Friday, January 9, 2015

1956: Going Rogue, and Knocking Out My Own Front Teeth

In 1956, Elvis took the country by storm. My parents weren’t sold on this being a wonderful thing. I was slightly too young to take their ambivalence as a cue to start modeling myself after the great man. Others, either older or more sophisticated than I, had no such misgivings, and there arose in my part of the word — Westchester, near the new high school — a new archetype, the rogue. His (there were no roguettes, so far as I knew, not that I knew much at all) hair was slick with grease, and his sideburns obscenely long — sometimes nearly to the bottom of his ear. He wore his blue jeans too low (and around a foot higher than modern homies), and was prone to random acts of violence. In other necks of the woods, he might have been called a greaser, I suppose, or a hoodlum. I dreaded him, as I’d been led to believe he would beat dutiful little Jewish boys senseless on sight.

At Loyola Village School, several boys with rogue or rogue wannabe older brothers or dads started wearing their trousers very low, and to discard their belts. Those in Charge ordained that any boy caught without a belt would be required, humiliatingly, to wear a length of twine instead. Naturally, a length of twine immediately became a coveted badge of honor. I’d never realized before how spectacularly clueless grownups could be, though of course no one used the word clueless in those days.

The problem I had with bicycle-riding was that I’d failed to notice that one’s forward momentum precluded his falling over to either side. It seemed to me that my getting up a good head of steam put me in greater jeopardy of a painful fall, rather than less. My dad got fed up quite quickly with my timidity, adding my fear of his growing anger to my existing terror. And then we stirred in a little guilt. I (that is, a Hughes Aircraft Co. staff artist my dad had enlisted for the job) won a shiny new Schwinn bicycle in the local Thrifimart’s coloring contest. I was sleepless the night before I was to be presented with my prize wondering what I'd do if they asked, "Well, don't you want to take 'er for a little spin?" Not yet nine years old, and already so full of terror and self-loathing it was a wonder I could get into my scrupulously beige jeans.
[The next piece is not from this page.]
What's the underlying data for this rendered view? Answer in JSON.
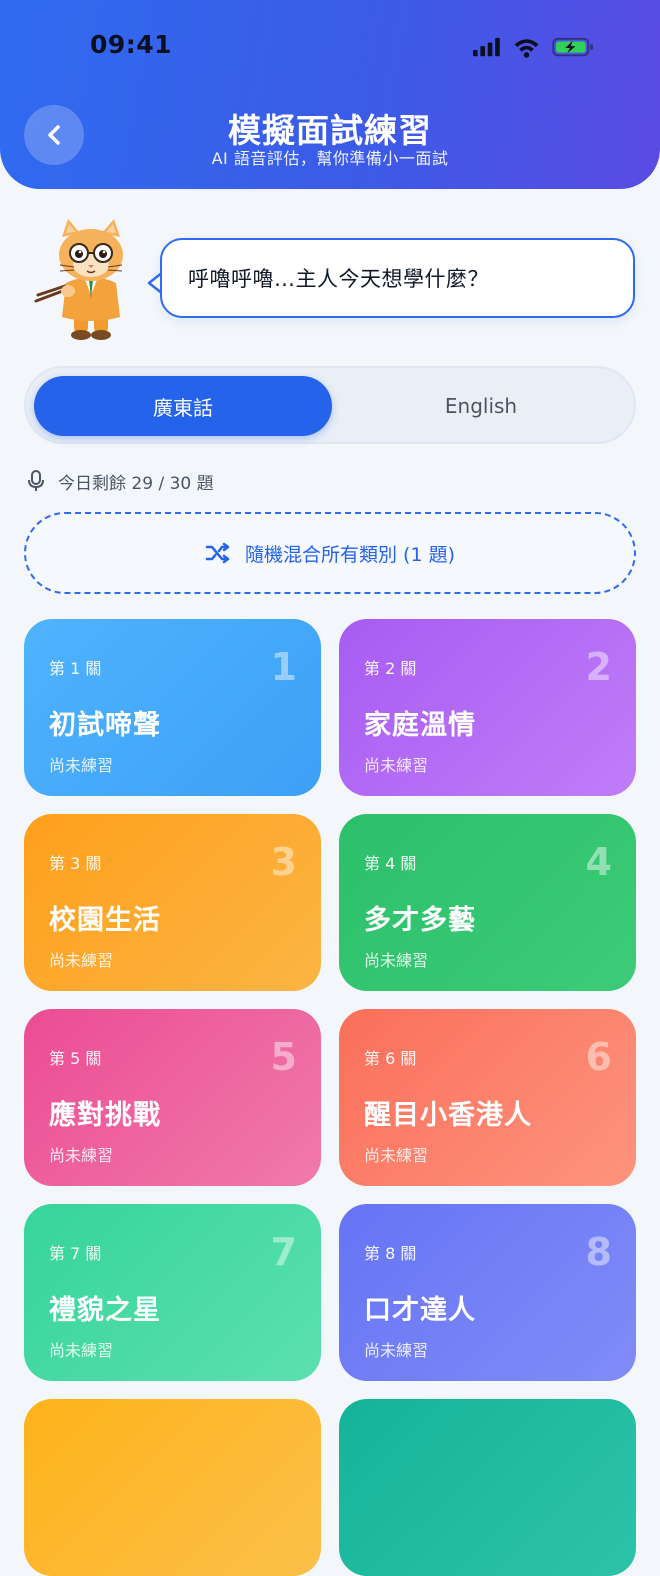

Of course, it wasn’t just the self-loathing that made me, to my infinite horror, require jeans in a size their manufacturers called…Husky. It was also that my mother derived no pleasure whatever from cooking, and that we filled up each night on sweets. I got a little bit portly, which of course looked more to many of my classmates like obscenely obese. Another brick in the wall!


I did what any self-respecting self-loather would do: injured myself, taking a face-first dive off the infernal shiny new Schwinn one morning after my dad, hopelessly frustrated and seething, threw up his hands and left me alone to learn (or, more likely) fail to learn at my own pace. I knocked out my two front teeth, and came home bloody. How do you like your handsome, hopelessly fucked-up little boy now, Mommy and Daddy?